The city quickly became rural as the bus neared the mountains, the land dotted with small farms and old houses, almost all with new-looking solar water heaters on their roofs. The narrow road twisted and turned up the base of the mountain, through a little village engulfed by lush bamboo forest. Quite beautiful. The bus let me off about a 5-10-minute walk from the cable car station. Those ten minutes were spent walking up hundreds of steps through a little tourist market area. The region is well known for hand-made spin tops. The motif shows up all over the town on tiles and fences. If your life is lacking in the spin-top department, Ōyama is the place for you. 


Saving your knees is worth 800 yen, right?

Saving your knees is worth 850 yen, right?

The mountain stands over 1200 metres tall. But for the faint-of-knee, or time-crunched hiker, a cable car brings you to your choice of two shrines: the Ōyama-dera around the middle of the mountain, or the higher Ōyama-Afuri. 

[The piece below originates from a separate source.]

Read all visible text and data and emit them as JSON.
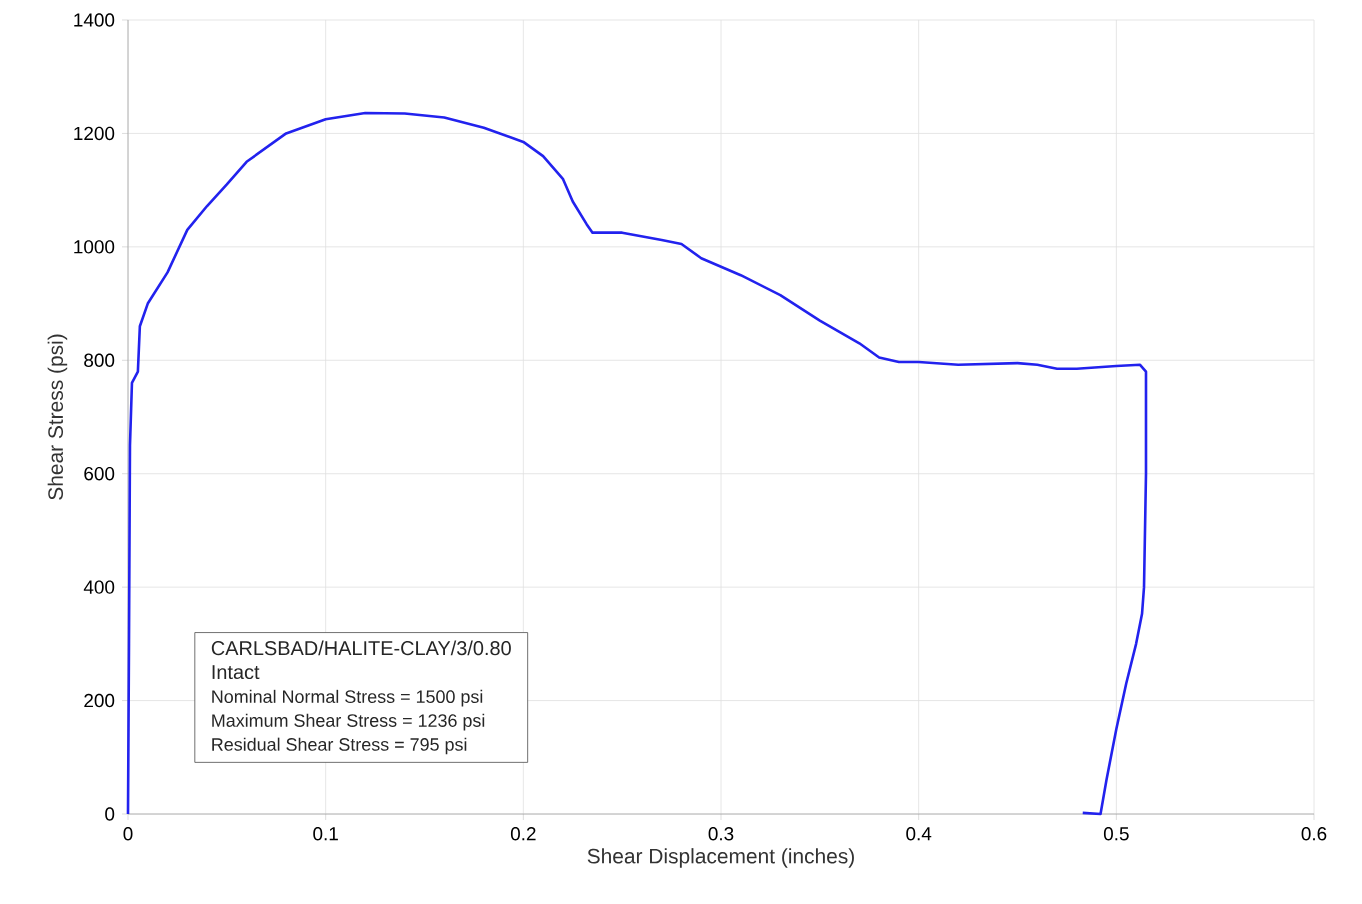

My goal was to reach the top, so I made my way through the small crowd of shrine-goers and hit the trail. After the scenic bus ride, Ōyama itself, beneath the canopy of trees, is not particularly inspiring. Terrible erosion has left the trail looking more like a river bottom, with large rocks. Roots exposed, many trees are on the verge of tipping over. The vistas were obscured by haze. But it was worth it? Yes. An hour from Toyko, I met only a half dozen people on the trail. The air was cool and fresh. Amazing.

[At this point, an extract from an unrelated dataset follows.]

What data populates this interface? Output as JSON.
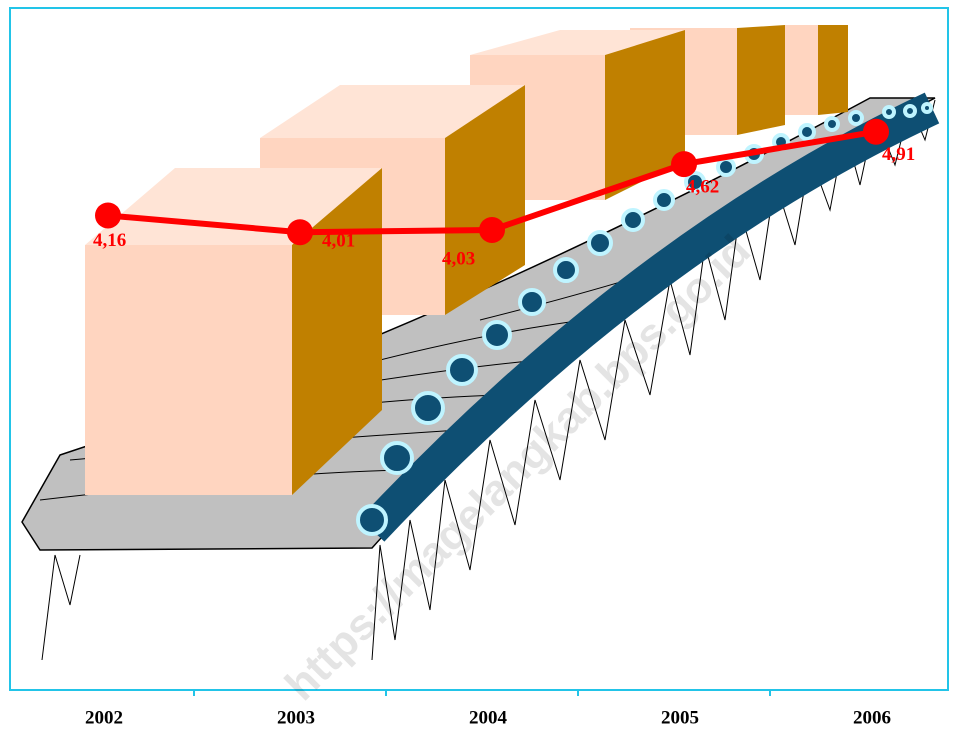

The Oyama-Afuri Shrine. Farmer pray here for rain.

The Oyama-Afuri Shrine. Farmer pray here for rain.

Nearing the summit, thick cloud billowed up. I initially thought something was on fire, but quickly realized it was actually cloud forming as the hot summer air was forced up over the peak. It didn’t matter I couldn’t see the land below. The cold fog was refreshing and such a relief from the city. I didn’t want to leave the summit. 


Info on the mountain says the hike from the upper cable car station to the summit takes 90 minutes up and 60 down. With a head cold it took me 50 up and 30 down — a much shorter hike than I had hoped for. The mountain is steep, but so to is the cable car ticket. 850 yen for a round trip. I’d recommend taking the car only to the first shrine, or in one direction. 


Oyama wasn’t mentioned in either of my guide books and, on a weekday it was not crowded. Many shops weren’t even open, though the shop keepers who were working were friendly and happy to chat. On my way back to the bus, I had a choice of several restaurants with reasonable prices. I chose one with all its windows folded open, overlooking a really pretty stream. Fortified by the tasty udon and fresh air I was feeling both healthier and ready to take on the big city again.


The view through the rain and haze.

Half-way up: the view through the rain and haze.


Arriving at the summit

Arriving at the summit. This was the most interesting section of trail.At the summit a cat keeps watch over a closed-up noodle stand.